The natural response to this would be: “place more emphasis on documentation and share audio/video/text online”. However, having facilitated the documentation efforts at the iSummit 2007 I know how hard it is to collect all the images and notes from participants, and how much (tedious) editing is required to bring it together into a useful resource. Yet, I am not sure how many people actually go back to the notes beyond trying to find email addresses of people they met, or links to projects that were mentioned. In 2007, Mark and I knew we were going to write an article about the event, so having very detailed notes was more important than this year.

So I would suggest, that rather than trying to document everything that is going on during the event, we create a rich list of contact details, URLs, and links to everything that comes up during the discussions. Every time someone mentions a project, it needs to be added to a list of resources on the wiki. That’s relatively easy to do, even if we ad short annotations which makes the list so much more useful, and this could easily live on after the event.

Like most people reading this, I’ve seen sharing efforts at these sorts of things done well and done poorly — and found that there’s not necessarily one right way. It depends on who your conference audience is. I’ve been to academic conferences where almost everything put online was done centrally (and what was put online was not much). On the other hand, I’ve presented at a digital democracy events where people liveblogged your presentation as you spoke.
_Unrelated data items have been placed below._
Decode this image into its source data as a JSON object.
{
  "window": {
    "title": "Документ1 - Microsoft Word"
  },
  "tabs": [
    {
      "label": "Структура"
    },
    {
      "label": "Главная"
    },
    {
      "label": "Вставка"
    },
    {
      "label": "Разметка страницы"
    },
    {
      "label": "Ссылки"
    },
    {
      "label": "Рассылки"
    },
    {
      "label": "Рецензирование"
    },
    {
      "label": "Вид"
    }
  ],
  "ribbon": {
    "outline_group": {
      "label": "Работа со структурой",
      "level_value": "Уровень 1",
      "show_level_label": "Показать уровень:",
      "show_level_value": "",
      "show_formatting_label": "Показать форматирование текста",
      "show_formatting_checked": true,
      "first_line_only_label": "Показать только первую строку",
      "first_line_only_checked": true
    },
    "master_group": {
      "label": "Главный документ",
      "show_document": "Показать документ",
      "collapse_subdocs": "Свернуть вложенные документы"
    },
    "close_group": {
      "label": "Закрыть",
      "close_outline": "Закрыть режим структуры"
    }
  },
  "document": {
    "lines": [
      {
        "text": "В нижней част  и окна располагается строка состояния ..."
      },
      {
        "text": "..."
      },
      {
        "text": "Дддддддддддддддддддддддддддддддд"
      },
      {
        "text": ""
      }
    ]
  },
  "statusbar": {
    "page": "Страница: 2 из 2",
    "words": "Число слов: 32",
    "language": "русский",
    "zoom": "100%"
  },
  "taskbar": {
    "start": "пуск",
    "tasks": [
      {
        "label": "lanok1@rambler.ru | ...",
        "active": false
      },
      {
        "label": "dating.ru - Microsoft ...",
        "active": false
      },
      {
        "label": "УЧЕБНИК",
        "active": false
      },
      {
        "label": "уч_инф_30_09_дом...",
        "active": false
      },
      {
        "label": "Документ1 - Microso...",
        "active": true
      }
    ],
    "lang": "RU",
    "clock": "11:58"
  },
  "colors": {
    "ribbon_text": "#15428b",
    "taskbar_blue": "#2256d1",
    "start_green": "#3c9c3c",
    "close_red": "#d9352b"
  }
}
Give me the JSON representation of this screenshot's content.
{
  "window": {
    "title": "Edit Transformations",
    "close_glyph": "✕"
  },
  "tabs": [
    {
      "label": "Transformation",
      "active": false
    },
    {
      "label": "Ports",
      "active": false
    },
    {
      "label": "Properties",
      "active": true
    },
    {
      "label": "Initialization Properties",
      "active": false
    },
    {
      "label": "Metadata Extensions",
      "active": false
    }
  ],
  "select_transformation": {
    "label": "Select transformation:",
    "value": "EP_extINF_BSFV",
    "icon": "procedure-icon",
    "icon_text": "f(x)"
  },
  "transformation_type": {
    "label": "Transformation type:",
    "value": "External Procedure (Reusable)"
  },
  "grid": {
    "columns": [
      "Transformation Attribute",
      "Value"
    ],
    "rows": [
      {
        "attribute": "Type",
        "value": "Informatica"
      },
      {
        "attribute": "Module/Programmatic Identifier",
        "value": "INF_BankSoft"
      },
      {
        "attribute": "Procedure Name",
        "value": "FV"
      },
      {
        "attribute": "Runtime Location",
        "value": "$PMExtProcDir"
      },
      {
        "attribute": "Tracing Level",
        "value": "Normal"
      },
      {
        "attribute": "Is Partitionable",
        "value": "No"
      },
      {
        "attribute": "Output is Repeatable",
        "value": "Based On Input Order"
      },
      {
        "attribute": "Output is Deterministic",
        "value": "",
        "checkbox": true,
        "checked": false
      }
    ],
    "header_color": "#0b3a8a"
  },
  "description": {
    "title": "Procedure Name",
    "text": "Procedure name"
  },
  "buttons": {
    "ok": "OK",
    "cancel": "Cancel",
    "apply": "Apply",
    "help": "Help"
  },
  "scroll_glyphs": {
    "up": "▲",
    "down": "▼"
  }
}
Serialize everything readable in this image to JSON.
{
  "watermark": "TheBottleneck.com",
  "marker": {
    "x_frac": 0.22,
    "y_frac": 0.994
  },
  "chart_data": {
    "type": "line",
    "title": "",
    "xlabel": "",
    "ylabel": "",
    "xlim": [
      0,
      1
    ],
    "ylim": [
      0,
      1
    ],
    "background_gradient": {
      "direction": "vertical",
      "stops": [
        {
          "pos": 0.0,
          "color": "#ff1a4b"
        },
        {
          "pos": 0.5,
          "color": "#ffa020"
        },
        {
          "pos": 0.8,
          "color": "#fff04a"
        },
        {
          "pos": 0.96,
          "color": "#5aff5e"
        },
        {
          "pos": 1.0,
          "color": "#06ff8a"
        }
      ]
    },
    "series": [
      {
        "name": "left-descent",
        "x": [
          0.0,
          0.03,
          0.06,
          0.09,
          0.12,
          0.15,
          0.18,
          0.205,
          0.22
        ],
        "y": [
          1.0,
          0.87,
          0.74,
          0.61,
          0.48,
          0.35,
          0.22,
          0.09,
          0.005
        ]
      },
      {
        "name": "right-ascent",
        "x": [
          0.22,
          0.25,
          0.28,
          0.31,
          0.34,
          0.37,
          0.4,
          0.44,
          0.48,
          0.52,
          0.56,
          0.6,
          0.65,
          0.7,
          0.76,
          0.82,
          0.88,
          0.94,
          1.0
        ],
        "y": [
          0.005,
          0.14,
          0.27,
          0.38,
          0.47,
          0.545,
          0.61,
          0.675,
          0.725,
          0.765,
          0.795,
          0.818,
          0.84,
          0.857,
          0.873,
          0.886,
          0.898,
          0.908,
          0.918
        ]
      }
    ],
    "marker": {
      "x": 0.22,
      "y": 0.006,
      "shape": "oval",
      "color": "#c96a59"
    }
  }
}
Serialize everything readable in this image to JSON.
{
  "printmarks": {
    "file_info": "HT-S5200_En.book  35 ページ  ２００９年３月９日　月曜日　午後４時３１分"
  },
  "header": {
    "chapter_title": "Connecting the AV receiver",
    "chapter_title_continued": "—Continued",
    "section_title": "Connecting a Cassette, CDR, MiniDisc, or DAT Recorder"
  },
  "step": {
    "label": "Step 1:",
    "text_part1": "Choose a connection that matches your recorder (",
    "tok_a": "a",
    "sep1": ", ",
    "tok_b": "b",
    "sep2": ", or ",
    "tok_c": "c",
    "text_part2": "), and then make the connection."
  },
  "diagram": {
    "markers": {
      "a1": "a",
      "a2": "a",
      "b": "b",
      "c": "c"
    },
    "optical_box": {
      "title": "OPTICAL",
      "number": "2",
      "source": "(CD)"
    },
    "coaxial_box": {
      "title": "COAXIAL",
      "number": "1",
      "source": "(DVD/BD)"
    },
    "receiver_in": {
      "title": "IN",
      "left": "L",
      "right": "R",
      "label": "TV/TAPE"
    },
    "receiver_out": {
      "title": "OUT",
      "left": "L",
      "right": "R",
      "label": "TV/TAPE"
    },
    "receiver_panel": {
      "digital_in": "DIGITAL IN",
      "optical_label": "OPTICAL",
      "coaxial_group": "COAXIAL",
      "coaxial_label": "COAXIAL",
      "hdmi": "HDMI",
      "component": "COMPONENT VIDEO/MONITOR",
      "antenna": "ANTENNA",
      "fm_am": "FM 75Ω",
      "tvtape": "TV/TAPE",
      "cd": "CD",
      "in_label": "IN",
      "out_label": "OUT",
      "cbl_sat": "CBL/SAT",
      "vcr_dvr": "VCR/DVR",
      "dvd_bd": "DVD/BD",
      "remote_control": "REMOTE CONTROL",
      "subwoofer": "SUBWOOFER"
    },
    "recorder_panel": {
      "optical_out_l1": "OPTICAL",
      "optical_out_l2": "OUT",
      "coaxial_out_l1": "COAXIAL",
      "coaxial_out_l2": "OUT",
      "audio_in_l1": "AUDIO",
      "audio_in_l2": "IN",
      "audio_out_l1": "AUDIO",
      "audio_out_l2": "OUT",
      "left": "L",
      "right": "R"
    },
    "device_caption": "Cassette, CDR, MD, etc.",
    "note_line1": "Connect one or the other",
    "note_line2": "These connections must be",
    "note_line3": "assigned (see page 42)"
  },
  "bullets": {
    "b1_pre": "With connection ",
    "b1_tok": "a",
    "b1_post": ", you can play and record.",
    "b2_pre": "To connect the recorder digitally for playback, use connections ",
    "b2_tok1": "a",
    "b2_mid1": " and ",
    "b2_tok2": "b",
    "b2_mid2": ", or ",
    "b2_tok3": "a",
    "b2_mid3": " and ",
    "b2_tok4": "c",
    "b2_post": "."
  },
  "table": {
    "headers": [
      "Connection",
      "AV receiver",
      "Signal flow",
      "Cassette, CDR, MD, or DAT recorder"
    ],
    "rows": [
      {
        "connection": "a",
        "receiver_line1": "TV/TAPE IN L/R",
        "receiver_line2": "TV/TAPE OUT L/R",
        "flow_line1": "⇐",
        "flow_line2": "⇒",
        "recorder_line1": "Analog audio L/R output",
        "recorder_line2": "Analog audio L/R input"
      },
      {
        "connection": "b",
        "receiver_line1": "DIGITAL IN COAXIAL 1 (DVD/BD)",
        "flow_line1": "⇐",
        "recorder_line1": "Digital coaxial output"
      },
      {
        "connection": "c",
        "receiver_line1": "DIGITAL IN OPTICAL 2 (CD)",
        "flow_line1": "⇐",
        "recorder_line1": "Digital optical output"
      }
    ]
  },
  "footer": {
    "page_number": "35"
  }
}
My sense is our community falls between those two extremes, and in the next couple of weeks we’ll be figuring out how best to assist in documenting the event in a way appropriate to our resources and audience. But we’d love your help. What sort of things have you seen that have really worked — and have not added that much overhead? What have you seen that has failed?

And the big question: what sort of approach to documentation would you like to see us employ in Logan?

[and remember this question is as much directed to those who will not be in Logan as those who will, Consortium members and non-members alike -- share your thoughts!]